Alasan mengapa Chung Myung mampu mengalahkan Sembilan Sekte Besar sampai sekarang adalah karena dia tahu betul bahwa wajah lebih penting bagi mereka.
“Sasuk.”
“Hah?”
“Tahukah kamu kapan orang kehilangan mukanya?”
“…Hm?”
“Saatnya mangkuk makanan diambil.”
“Apa maksud semua ini secara tiba-tiba?”
Alih-alih langsung menjawab, Chung Myung malah mencibir.
‘Mereka hampir mencapai batasnya.’
Entah itu demi suatu tujuan atau demi menyelamatkan muka, mereka harus mempersiapkan diri dengan baik saat piring masih dalam kondisi baik. Jika kebutaan mereka terhadap tindakan orang-orang bodoh terus tumbuh seperti ini, suatu hari nanti mereka juga akan membuang kedok mereka.
Bukankah jauh di lubuk hati mereka menyadari bahwa prinsip tindakan yang menggerakkan Sembilan Sekte Besar bukanlah musyawarah bersama?
Saat mereka mengira mereka kehilangan beras yang bisa mereka makan, mereka akan mencoba mengulangi apa yang mereka lakukan terhadap Gunung Hua di masa lalu.
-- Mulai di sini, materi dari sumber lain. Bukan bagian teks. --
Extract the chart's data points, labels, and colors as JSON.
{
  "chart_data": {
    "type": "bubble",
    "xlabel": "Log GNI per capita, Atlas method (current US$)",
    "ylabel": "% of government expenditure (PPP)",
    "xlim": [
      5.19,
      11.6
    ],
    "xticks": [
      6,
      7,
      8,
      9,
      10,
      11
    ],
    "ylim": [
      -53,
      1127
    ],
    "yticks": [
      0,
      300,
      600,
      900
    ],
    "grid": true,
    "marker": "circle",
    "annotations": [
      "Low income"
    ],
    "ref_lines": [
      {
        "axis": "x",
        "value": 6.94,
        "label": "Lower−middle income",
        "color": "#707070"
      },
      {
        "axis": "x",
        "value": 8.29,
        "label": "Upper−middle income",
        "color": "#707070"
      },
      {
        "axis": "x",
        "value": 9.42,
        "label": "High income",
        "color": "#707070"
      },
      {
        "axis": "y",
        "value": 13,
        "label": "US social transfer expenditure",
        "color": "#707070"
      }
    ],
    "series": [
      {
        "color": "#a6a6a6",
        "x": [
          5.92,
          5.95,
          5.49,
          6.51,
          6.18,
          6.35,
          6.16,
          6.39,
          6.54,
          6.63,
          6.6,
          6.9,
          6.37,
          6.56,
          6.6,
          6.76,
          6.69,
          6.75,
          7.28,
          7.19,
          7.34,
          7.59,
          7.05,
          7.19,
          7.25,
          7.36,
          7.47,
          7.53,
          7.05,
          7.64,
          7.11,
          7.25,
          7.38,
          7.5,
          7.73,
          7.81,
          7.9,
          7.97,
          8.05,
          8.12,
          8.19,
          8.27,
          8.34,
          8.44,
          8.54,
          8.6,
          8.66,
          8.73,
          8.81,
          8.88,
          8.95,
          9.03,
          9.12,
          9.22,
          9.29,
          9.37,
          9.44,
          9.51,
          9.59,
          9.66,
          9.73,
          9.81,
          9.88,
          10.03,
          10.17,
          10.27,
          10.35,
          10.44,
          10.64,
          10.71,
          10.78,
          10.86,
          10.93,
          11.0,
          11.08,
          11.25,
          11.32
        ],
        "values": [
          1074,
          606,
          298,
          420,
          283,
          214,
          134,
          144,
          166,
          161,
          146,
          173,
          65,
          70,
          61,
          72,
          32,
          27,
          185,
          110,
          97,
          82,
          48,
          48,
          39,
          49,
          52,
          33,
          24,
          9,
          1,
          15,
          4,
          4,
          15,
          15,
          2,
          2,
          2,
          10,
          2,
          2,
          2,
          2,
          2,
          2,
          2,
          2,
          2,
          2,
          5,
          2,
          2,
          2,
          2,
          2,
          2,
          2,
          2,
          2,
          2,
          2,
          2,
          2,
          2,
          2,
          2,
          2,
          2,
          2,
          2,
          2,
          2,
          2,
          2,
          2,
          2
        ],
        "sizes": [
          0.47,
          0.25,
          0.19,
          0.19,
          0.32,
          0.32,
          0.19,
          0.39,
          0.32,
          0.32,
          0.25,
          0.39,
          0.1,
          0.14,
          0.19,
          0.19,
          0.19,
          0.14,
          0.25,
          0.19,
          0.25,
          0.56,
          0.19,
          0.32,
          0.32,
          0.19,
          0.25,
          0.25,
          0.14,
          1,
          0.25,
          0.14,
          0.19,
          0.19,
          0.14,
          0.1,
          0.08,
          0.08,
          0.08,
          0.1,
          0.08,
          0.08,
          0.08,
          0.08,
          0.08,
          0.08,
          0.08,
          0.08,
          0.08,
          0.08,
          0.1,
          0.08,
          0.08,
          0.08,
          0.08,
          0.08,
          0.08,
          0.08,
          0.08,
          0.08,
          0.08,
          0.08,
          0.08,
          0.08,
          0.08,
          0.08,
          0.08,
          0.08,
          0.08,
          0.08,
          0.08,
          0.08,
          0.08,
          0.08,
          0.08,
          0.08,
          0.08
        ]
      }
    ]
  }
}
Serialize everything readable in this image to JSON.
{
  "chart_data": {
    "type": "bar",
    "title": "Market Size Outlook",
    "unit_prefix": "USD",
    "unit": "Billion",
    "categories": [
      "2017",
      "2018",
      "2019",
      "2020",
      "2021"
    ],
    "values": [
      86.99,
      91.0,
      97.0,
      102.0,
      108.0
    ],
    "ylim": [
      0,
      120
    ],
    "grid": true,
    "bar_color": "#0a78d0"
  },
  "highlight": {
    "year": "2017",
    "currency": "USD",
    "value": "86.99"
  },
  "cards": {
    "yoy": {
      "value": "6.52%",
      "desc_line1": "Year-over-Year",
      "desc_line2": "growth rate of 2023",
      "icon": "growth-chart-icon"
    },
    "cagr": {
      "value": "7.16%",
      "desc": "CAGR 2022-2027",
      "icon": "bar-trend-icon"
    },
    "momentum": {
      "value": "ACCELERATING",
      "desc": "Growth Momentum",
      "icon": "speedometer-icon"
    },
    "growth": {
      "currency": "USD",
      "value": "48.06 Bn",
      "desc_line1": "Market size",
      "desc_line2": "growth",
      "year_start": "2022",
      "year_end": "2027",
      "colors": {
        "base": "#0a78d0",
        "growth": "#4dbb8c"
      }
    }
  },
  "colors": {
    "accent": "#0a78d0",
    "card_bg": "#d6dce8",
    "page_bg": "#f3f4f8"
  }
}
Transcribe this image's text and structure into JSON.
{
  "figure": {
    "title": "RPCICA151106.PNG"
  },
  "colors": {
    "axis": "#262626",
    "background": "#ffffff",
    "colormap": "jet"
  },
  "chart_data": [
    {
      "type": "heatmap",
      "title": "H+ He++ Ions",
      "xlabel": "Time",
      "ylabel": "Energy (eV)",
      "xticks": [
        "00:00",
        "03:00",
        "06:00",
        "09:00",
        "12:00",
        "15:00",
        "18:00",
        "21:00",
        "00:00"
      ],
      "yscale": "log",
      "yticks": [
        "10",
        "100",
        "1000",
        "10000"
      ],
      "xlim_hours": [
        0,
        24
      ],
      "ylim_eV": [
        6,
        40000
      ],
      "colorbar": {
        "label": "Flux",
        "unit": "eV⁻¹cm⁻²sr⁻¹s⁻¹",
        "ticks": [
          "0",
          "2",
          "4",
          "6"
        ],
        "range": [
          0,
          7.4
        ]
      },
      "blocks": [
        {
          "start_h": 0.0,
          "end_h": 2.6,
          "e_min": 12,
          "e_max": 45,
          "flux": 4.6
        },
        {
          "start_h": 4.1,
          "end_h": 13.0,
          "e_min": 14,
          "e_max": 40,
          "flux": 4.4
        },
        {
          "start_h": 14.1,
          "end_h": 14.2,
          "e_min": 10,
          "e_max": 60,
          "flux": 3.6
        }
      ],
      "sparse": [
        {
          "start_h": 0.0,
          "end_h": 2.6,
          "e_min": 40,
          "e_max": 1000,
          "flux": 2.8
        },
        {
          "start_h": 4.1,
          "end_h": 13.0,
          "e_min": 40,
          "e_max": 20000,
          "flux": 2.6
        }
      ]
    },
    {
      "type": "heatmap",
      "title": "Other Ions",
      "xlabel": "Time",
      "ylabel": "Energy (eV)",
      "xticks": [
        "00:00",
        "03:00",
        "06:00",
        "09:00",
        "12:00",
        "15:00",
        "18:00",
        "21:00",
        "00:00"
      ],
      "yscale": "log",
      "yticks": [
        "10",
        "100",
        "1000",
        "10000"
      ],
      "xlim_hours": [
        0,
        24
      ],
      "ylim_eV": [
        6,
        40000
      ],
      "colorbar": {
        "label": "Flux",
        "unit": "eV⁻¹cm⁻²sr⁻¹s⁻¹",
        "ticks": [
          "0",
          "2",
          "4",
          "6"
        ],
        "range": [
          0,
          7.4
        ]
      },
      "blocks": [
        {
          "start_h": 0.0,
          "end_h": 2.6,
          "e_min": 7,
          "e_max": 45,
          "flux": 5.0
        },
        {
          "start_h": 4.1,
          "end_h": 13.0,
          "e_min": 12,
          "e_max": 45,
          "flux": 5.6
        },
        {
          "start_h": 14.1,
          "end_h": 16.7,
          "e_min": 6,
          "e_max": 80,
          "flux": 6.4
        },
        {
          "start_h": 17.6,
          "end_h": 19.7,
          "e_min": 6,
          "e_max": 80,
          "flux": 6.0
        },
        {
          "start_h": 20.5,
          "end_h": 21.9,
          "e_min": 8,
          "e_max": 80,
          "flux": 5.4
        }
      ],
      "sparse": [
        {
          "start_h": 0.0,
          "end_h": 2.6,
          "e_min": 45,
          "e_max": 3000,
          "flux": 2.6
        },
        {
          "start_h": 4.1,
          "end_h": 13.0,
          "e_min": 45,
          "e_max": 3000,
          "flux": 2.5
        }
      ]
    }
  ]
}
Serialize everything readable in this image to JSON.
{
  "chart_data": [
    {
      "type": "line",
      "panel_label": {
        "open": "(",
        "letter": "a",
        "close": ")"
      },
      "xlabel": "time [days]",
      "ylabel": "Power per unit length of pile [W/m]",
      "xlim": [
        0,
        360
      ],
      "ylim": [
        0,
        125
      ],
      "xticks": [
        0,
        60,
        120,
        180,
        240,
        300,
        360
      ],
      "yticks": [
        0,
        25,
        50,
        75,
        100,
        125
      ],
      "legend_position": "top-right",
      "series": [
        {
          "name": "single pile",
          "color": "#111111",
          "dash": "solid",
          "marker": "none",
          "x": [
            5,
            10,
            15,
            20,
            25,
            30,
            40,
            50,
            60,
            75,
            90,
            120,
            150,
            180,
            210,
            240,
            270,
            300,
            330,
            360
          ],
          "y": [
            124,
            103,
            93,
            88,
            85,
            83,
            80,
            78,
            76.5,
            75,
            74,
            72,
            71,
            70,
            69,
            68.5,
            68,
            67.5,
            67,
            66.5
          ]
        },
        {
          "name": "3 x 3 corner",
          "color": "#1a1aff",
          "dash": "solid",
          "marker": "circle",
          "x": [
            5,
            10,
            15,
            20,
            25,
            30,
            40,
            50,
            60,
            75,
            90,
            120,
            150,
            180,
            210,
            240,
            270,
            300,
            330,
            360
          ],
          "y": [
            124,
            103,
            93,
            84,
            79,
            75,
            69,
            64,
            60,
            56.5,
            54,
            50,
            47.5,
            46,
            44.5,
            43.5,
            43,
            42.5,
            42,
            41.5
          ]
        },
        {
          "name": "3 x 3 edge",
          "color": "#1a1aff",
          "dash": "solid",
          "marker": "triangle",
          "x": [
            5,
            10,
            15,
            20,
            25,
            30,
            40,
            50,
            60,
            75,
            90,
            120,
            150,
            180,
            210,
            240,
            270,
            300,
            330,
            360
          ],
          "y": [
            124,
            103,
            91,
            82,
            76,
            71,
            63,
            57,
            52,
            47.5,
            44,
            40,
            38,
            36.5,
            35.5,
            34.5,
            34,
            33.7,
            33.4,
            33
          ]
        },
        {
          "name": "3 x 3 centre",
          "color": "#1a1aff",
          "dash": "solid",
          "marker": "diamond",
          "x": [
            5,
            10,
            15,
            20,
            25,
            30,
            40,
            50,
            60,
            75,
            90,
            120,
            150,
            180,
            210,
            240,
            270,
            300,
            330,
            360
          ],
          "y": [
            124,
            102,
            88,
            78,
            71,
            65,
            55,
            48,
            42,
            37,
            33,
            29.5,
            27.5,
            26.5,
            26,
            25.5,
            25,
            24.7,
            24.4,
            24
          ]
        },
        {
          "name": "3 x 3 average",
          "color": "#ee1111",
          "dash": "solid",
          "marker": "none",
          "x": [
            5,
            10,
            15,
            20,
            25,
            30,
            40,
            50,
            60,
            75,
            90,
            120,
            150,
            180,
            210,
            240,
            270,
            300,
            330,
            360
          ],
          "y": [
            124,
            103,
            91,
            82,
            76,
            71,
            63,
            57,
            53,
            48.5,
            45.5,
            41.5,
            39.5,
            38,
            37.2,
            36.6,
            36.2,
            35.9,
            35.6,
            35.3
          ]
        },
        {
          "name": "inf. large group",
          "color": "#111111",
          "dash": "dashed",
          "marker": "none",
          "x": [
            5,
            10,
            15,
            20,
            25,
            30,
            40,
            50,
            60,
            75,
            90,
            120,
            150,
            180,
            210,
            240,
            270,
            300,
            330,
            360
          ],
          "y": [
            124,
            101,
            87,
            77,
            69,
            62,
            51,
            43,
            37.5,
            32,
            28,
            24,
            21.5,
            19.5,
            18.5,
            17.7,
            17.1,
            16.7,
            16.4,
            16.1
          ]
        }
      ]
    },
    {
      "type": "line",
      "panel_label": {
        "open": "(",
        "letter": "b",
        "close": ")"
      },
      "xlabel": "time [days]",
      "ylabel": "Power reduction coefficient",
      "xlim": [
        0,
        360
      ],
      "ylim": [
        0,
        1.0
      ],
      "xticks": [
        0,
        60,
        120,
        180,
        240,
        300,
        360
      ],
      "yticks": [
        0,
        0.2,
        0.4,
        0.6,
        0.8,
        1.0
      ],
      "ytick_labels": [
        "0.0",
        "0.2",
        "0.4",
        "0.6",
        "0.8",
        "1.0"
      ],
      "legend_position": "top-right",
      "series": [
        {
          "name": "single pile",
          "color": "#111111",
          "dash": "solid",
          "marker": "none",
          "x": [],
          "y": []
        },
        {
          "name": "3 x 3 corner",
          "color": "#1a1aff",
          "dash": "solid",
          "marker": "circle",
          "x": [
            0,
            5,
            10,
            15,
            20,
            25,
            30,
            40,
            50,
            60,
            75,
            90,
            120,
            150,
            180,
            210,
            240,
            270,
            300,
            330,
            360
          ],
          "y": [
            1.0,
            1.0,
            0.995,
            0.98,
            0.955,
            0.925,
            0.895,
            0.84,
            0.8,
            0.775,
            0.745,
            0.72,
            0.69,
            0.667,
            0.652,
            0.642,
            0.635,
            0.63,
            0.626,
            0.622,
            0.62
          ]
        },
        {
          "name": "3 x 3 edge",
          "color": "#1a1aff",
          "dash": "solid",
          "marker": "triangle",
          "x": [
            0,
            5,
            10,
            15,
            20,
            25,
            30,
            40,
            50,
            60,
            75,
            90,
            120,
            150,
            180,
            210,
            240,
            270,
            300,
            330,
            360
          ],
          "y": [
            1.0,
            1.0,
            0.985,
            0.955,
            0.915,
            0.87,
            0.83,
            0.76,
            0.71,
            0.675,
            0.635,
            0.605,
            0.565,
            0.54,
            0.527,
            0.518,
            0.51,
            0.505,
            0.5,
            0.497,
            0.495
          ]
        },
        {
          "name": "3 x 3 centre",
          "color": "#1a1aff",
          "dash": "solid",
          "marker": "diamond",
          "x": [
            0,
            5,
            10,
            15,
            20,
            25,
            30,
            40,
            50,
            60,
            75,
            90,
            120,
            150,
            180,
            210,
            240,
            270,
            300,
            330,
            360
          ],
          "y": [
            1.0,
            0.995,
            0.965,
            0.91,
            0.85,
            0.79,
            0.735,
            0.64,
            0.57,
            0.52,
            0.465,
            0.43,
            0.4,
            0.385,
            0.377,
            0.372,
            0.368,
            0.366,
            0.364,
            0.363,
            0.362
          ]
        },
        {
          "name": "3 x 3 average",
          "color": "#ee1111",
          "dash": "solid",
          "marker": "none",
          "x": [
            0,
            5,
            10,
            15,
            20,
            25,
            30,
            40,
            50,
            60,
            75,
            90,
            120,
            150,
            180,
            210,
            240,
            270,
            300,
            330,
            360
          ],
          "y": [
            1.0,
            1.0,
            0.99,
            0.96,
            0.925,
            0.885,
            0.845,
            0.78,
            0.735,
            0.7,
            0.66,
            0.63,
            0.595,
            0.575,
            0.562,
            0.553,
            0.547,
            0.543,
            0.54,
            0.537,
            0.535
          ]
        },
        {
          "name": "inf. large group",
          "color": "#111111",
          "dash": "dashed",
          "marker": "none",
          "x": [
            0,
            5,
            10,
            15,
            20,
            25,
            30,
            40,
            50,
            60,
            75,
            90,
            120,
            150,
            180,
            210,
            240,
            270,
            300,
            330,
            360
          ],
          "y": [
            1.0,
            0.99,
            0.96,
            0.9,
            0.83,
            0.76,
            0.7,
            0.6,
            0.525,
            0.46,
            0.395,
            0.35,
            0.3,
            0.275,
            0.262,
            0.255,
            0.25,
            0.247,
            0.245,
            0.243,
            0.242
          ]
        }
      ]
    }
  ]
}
Mereka akan berusaha mengambil untung dengan cara merusak nilai Aliansi Sahabat Surgawi dan menghancurkan sekte-sekte yang menjadi bagiannya. Sama seperti sebelumnya, alih-alih membantu Gunung Hua saat diserang, mereka berusaha memanfaatkan situasi.
‘Sekalipun kau menyakiti kami sekali, aku tidak akan membiarkanmu menyakitiku dua kali, dasar bajingan!’
Untuk mencegah hal itu terjadi, dia harus membuat mereka tidak bisa bergerak. Jika pertarungan ini berubah menjadi konfrontasi langsung antara Aliansi Sahabat Surgawi dan Sembilan Sekte Besar, hasilnya sudah jelas.
‘Kita tidak bisa menang.’
Butuh waktu. Waktu untuk membuat sekte-sekte yang tergabung dalam Aliansi Sahabat Surgawi menjadi lebih kuat dan lebih mempererat ikatan mereka!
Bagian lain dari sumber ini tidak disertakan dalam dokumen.